Analyzing/Interpreting Assessment Data

Assessment data can offer evidence of student learning in a program, reveal a program’s strengths and areas in need of improvement, and inform actions towards improving or enhancing the program. Analyzing the data gives meaning to the information collected and allows for departments to properly utilize and communicate the assessment results. This includes effectively organizing, synthesizing, interrelating, comparing, and presenting assessment data.

Tips and Considerations

  • Use both qualitative and quantitative methods to analyze and describe assessment results.
    • Quantitative data analysis is based numerical scores, statistics, and statistical hypothesis testing.
    • Qualitative data analysis is based on words and observations rather than numbers. Qualitative data can provide additional richness to quantitative data by providing answers to “how” and “why” questions about students’ learning experiences.
  • Compare data to provide greater meaning. Data can be compared to baseline data, previous assessment results, existing standards or criteria, or between different student populations.
  • Analyze data with an equity mindset. Are there gaps in learning outcomes achievement in certain student populations, especially historically underserved student populations?
  • Analyze data in the context of stated SLOs and benchmarks.
    • What does the assessment data say about achievement of student learning?
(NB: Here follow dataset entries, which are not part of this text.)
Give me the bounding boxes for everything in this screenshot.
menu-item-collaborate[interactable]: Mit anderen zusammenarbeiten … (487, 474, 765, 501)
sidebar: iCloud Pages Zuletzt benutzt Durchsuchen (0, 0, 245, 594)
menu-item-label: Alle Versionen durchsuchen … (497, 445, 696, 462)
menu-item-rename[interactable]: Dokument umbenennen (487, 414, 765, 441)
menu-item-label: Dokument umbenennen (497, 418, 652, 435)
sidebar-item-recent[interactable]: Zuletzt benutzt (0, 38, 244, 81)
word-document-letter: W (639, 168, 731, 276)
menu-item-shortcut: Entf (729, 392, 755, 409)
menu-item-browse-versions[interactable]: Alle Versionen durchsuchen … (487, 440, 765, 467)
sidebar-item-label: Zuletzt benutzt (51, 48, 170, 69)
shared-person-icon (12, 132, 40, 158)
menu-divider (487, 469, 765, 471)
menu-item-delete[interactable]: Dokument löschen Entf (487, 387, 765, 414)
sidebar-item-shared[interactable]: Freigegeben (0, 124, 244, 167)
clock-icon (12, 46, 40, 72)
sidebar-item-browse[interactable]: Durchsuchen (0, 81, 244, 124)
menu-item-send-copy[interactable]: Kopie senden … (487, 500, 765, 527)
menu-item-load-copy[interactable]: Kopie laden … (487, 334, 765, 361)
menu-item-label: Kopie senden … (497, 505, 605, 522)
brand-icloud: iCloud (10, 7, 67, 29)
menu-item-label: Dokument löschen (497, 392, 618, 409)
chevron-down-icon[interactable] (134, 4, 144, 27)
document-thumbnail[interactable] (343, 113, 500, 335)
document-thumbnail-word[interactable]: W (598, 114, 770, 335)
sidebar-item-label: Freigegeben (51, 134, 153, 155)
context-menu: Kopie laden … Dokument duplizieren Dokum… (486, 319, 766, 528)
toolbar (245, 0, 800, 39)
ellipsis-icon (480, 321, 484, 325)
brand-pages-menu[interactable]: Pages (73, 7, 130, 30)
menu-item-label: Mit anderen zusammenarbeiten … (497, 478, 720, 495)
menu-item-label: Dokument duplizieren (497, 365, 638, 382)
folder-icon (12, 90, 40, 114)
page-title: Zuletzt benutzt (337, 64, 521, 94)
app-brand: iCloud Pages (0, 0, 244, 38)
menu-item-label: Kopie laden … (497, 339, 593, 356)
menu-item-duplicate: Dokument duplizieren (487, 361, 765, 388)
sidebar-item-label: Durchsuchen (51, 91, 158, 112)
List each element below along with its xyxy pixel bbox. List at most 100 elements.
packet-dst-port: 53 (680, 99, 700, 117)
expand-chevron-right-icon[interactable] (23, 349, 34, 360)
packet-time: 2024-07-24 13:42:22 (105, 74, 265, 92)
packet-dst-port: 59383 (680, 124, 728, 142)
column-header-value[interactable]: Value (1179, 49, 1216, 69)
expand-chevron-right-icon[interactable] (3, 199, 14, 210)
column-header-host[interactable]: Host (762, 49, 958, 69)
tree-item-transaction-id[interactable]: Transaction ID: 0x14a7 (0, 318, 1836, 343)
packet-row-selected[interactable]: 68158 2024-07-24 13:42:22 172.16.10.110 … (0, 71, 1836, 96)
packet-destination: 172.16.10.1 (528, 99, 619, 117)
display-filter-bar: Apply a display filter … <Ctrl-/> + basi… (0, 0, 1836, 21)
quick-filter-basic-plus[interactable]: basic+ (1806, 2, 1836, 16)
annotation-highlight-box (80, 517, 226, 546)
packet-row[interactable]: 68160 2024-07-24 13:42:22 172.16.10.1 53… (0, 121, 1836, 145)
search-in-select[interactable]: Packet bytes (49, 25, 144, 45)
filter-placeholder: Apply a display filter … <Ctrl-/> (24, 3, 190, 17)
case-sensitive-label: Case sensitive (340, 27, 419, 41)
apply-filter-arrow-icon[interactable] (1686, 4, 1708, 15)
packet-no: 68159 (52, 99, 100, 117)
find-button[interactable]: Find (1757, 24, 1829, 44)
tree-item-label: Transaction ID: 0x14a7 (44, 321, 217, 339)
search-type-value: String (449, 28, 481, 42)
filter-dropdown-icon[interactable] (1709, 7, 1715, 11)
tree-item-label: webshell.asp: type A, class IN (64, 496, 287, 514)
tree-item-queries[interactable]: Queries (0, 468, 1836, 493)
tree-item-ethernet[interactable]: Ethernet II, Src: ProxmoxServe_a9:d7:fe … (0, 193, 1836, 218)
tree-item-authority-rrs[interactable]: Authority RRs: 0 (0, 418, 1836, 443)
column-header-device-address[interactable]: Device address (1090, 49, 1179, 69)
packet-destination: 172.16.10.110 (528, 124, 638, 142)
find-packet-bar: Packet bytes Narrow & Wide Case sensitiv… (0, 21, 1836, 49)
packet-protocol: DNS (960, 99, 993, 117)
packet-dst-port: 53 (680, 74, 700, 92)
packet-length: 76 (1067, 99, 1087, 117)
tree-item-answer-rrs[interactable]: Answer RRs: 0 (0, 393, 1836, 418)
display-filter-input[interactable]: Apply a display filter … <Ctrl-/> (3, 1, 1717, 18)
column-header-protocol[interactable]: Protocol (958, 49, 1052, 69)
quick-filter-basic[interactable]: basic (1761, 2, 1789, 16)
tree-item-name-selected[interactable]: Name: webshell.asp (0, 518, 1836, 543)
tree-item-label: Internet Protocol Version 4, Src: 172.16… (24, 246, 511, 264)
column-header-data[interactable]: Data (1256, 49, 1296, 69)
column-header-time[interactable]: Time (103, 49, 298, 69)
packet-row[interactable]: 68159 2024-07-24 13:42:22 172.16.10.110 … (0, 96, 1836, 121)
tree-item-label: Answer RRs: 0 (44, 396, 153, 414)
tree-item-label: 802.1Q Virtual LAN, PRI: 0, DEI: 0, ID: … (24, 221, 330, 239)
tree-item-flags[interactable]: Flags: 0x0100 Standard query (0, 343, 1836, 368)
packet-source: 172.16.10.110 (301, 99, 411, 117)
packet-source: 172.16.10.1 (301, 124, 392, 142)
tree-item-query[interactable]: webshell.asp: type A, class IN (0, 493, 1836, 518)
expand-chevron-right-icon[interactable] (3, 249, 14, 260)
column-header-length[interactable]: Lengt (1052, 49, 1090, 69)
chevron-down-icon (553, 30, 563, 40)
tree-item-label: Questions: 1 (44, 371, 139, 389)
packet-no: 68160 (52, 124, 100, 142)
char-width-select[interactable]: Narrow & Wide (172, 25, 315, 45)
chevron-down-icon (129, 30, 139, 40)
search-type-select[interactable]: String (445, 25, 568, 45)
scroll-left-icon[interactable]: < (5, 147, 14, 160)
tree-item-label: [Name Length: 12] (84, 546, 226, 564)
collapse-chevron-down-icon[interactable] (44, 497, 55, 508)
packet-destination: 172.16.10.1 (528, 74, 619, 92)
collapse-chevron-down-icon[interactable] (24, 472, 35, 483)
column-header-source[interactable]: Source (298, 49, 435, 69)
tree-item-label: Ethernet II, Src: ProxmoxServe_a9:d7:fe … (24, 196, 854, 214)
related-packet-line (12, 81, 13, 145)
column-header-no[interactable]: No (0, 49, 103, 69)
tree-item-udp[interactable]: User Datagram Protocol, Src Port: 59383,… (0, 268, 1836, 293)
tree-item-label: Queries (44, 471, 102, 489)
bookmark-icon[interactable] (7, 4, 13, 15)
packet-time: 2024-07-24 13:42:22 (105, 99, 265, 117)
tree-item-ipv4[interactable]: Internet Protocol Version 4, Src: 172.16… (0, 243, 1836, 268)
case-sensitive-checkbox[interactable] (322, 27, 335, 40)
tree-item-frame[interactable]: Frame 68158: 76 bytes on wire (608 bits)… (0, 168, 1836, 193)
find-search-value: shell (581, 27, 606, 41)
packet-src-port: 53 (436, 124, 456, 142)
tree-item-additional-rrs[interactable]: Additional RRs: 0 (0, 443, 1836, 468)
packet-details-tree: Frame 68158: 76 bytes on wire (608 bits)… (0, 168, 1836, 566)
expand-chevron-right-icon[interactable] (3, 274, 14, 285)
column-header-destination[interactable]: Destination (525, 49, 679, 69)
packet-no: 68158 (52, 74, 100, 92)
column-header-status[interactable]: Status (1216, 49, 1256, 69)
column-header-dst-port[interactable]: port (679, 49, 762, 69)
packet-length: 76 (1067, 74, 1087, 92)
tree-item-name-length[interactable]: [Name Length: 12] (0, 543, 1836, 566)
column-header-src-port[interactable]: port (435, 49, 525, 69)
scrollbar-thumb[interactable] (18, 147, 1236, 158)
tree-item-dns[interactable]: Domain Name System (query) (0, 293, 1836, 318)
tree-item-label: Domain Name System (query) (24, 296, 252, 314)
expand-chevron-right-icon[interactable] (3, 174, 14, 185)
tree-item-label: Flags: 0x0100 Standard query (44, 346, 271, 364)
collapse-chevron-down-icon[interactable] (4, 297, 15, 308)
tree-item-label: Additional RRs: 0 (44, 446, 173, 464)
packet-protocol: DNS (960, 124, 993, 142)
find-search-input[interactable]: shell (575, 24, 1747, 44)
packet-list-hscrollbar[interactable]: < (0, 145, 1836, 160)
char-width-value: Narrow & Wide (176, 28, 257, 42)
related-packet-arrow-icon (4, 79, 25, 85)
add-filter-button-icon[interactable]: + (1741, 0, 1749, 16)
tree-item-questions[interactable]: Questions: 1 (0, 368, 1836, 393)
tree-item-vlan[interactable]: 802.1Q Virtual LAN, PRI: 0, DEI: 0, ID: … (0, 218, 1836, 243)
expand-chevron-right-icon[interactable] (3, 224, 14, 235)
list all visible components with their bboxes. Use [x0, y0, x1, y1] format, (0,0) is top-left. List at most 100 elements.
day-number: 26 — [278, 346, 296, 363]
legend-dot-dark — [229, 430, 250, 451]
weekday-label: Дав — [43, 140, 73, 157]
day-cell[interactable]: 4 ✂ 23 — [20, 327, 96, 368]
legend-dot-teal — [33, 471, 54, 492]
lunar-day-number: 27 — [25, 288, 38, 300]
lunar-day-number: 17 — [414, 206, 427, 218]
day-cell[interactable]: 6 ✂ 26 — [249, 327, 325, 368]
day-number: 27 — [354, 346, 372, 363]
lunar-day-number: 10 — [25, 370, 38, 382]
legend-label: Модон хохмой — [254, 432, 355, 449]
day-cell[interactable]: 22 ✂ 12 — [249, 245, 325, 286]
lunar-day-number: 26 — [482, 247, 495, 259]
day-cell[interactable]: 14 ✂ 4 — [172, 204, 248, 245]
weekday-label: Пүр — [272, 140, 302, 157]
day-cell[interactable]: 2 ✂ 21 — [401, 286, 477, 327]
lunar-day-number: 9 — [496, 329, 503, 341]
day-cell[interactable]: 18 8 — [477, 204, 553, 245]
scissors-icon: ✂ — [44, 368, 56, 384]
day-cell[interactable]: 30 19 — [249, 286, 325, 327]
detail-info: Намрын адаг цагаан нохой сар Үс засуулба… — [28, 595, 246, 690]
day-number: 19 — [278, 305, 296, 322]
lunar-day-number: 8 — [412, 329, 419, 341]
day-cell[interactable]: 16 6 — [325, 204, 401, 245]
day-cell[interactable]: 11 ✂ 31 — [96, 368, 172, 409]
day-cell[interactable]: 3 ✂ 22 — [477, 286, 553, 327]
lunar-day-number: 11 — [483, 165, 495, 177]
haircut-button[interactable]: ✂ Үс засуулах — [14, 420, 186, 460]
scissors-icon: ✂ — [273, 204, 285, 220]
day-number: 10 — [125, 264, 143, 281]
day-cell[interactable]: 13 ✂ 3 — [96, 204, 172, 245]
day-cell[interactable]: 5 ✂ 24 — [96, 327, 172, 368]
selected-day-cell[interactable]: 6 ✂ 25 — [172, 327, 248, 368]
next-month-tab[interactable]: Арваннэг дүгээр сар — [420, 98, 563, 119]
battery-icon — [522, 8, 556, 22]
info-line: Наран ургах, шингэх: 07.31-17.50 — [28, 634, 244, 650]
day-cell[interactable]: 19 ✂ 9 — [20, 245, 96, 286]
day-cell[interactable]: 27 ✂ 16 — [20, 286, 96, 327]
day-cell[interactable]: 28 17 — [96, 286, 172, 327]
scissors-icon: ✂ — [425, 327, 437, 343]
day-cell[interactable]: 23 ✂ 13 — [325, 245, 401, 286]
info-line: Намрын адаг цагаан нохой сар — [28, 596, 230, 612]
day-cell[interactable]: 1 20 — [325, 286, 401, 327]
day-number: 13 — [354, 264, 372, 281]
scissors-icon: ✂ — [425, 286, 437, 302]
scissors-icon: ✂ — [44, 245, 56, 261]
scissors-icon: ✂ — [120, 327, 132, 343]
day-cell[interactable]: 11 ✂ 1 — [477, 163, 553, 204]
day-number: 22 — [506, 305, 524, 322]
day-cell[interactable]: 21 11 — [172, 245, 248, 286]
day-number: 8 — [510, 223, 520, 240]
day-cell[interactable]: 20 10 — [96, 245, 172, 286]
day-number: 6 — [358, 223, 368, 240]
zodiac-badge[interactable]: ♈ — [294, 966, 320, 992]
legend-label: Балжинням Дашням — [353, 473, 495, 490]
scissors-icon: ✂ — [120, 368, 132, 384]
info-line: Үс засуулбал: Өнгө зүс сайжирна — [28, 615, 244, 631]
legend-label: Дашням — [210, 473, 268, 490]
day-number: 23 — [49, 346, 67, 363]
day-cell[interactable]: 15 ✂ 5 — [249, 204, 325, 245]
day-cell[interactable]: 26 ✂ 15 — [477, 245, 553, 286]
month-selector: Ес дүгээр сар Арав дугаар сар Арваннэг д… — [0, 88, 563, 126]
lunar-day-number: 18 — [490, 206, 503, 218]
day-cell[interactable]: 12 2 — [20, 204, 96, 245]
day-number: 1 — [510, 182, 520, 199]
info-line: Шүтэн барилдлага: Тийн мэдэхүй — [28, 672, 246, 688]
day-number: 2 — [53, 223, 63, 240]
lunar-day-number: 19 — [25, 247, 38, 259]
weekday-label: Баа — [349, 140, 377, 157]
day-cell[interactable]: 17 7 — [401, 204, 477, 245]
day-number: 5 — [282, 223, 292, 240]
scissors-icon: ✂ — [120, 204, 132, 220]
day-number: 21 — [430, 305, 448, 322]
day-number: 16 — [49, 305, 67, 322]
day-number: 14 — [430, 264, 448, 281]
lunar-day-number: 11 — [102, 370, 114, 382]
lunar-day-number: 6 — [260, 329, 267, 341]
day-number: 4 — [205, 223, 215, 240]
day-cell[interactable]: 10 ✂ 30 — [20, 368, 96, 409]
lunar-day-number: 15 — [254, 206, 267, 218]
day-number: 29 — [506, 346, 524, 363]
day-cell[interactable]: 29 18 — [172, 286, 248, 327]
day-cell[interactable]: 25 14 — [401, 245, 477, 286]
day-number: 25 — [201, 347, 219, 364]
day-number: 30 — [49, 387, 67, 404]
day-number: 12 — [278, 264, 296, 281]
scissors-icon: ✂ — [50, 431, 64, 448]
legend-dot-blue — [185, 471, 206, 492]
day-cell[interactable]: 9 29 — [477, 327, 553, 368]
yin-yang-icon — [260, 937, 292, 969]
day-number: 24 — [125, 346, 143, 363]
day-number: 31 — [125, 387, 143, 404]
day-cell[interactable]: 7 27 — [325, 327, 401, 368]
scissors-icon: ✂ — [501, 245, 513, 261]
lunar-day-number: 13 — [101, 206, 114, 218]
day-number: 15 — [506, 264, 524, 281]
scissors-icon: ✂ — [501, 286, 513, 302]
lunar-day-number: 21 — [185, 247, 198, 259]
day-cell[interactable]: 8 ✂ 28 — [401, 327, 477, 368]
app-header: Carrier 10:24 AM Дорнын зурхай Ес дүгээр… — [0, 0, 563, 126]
Did students demonstrate an acceptable level of proficiency for the stated SLO? Did they meet established benchmarks?
    • Are there weaknesses in any particular skills?
    • Alternatively, are there areas where students excelled?
    • What does the assessment data say about students’ preparation for the next course in the program or next step in their career pathways?
  • Note and describe observations and trends. Include representative excerpts or samples of student work to accompany quantitative displays.
  • Consider your audience and vary your analysis according to the audience you intend to share the data with (colleagues, students, campus reports, etc.)